RIAs that can shop with cash will use it, since the cost of that capital hovers around 4% and 5%, compared to 15% to 20% annualized, or more, for equity, according to Peter Nesvold, an adjunct professor at Fordham University who teaches courses on mergers, acquisitions, and leveraged buyouts. Nesvold was previously a managing director and chief operating officer of Silver Lane Advisors, a division of Raymond James Investment Banking focused on financial services firms.

It’s harder for sellers to get some ownership of any buyer, but it is especially difficult to pry it away from private equity-backed RIAs, which prize the shares of their fast-growing investments, according to Nesvold and the AGS report. Sellers who can get some, stand to gain a lot. RIAs who haven’t, or refused to sell in exchange for equity, have missed out on millions before.

Some RIAs have grown large enough to fund transactions with their own cash. For others, the cost of debt capital was cheap in 2019 — interest rates for traditional loans were low and the most prolific RIA buyers have private equity sponsors providing that funding.

Private equity-backed buyers accounted for 61% of deals between RIAs in 2019, up from only 37% in 2016, according to the AGS report.

That’s partly why valuations counterintuitively rose from a median adjusted EBITDA multiple of 5.1-times from 2015 to 2018, to 6.6-times in 2019, according to Kawal. In previous years, a seller’s valuation in a cash transaction would typically fall an average of 18%, he said.

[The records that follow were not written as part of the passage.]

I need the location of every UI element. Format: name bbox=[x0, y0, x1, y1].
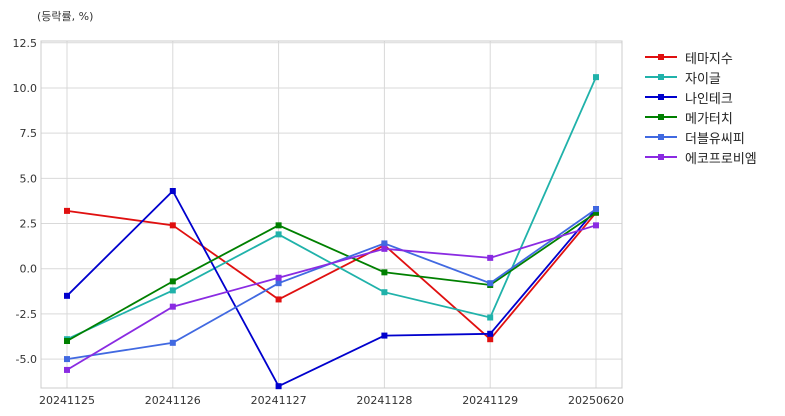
series-2 bbox=[64, 74, 599, 343]
y-tick-label: -2.5 bbox=[16, 308, 37, 321]
x-tick-label: 20250620 bbox=[568, 394, 624, 407]
data-point bbox=[169, 303, 176, 310]
data-point bbox=[593, 206, 599, 213]
y-tick-label: 5.0 bbox=[20, 172, 38, 185]
legend-label: 에코프로비엠 bbox=[685, 151, 757, 167]
data-point bbox=[275, 296, 282, 303]
legend-item: 자이글 bbox=[645, 67, 757, 87]
legend-swatch bbox=[645, 51, 677, 63]
data-point bbox=[64, 292, 70, 299]
x-tick-label: 20241129 bbox=[462, 394, 518, 407]
legend-swatch bbox=[645, 151, 677, 163]
y-tick-label: 10.0 bbox=[13, 82, 38, 95]
plot-area-border bbox=[40, 40, 623, 389]
data-point bbox=[169, 222, 176, 229]
data-point bbox=[275, 274, 282, 281]
data-point bbox=[593, 222, 599, 229]
series-line bbox=[66, 224, 597, 371]
data-point bbox=[64, 356, 70, 363]
x-tick-label: 20241128 bbox=[356, 394, 412, 407]
legend-swatch bbox=[645, 111, 677, 123]
legend-marker bbox=[658, 54, 664, 60]
series-line bbox=[66, 189, 597, 388]
data-point bbox=[275, 231, 282, 238]
legend-item: 에코프로비엠 bbox=[645, 147, 757, 167]
legend-marker bbox=[658, 134, 664, 140]
legend-item: 더블유씨피 bbox=[645, 127, 757, 147]
y-tick-label: 12.5 bbox=[13, 37, 38, 50]
series-line bbox=[66, 211, 597, 342]
data-point bbox=[275, 383, 282, 390]
legend-swatch bbox=[645, 131, 677, 143]
y-tick-label: 2.5 bbox=[20, 218, 38, 231]
x-tick-label: 20241125 bbox=[39, 394, 95, 407]
data-point bbox=[169, 287, 176, 294]
data-point bbox=[381, 289, 388, 296]
data-point bbox=[593, 74, 599, 81]
data-point bbox=[381, 240, 388, 247]
data-point bbox=[64, 338, 70, 345]
legend-label: 자이글 bbox=[685, 71, 721, 87]
data-point bbox=[169, 278, 176, 285]
legend-marker bbox=[658, 94, 664, 100]
axes: -5.0 -2.5 0.0 2.5 5.0 7.5 10.0 12.5 20241125 2024… bbox=[13, 37, 625, 407]
x-tick-label: 20241126 bbox=[145, 394, 201, 407]
data-point bbox=[593, 209, 599, 216]
y-tick-label: 0.0 bbox=[20, 263, 38, 276]
legend-label: 테마지수 bbox=[685, 51, 733, 67]
series-1 bbox=[64, 207, 599, 343]
legend-marker bbox=[658, 74, 664, 80]
series-line bbox=[66, 210, 597, 341]
series-6 bbox=[64, 222, 599, 373]
data-point bbox=[64, 207, 70, 214]
data-point bbox=[381, 332, 388, 339]
data-point bbox=[169, 188, 176, 195]
legend-label: 더블유씨피 bbox=[685, 131, 745, 147]
series-5 bbox=[64, 206, 599, 363]
legend-swatch bbox=[645, 91, 677, 103]
series-line bbox=[66, 76, 597, 341]
x-tick-label: 20241127 bbox=[251, 394, 307, 407]
legend-label: 나인테크 bbox=[685, 91, 733, 107]
y-unit-label: (등락률, %) bbox=[37, 10, 94, 23]
legend-item: 메가터치 bbox=[645, 107, 757, 127]
data-point bbox=[487, 280, 494, 287]
legend-item: 나인테크 bbox=[645, 87, 757, 107]
data-point bbox=[169, 339, 176, 346]
data-point bbox=[381, 269, 388, 276]
data-point bbox=[487, 336, 494, 343]
data-point bbox=[487, 254, 494, 261]
y-tick-label: 7.5 bbox=[20, 127, 38, 140]
data-point bbox=[64, 366, 70, 373]
series-layer bbox=[64, 74, 599, 390]
legend-swatch bbox=[645, 71, 677, 83]
series-line bbox=[66, 208, 597, 360]
legend-marker bbox=[658, 114, 664, 120]
data-point bbox=[487, 330, 494, 337]
grid bbox=[41, 41, 622, 388]
data-point bbox=[487, 314, 494, 321]
legend-item: 테마지수 bbox=[645, 47, 757, 67]
data-point bbox=[275, 280, 282, 287]
legend-label: 메가터치 bbox=[685, 111, 733, 127]
data-point bbox=[381, 245, 388, 252]
data-point bbox=[275, 222, 282, 229]
legend-marker bbox=[658, 154, 664, 160]
y-tick-label: -5.0 bbox=[16, 353, 37, 366]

Like buyers, RIA sellers also like the certainty of a cash windfall. Most independent RIAs have only one or just a few owners, whose wealth is tied up in the business. As they begin phasing out or leaving the industry entirely, a liquidity event is attractive to them.

More advisors are approaching that decision, too. In the next decade, more than 111,500 financial advisors — representing one-third of the workforce and assets under management — are expected to retire (and not enough people want to fill their shoes). Over that same period, RIA firms with about $2.5 trillion in assets under management could be acquired, according to a Cerulli Associates.

But even though the group of prolific RIAs buyers flush with cash has grown, there still aren’t enough of them to take advantage of the entire wave of deal volume approaching. The recent AGS report found that only 16 RIA buyers accounted for 66% of all RIA transactions in 2019. 

If more RIA buyers don’t enter the market, there could be a shift in supply and demand, Kawal said. 

“It doesn’t mean you won’t get a fair deal,” Kawal said about sellers. But convincing a buyer to pay a multiple beyond the average will be more difficult.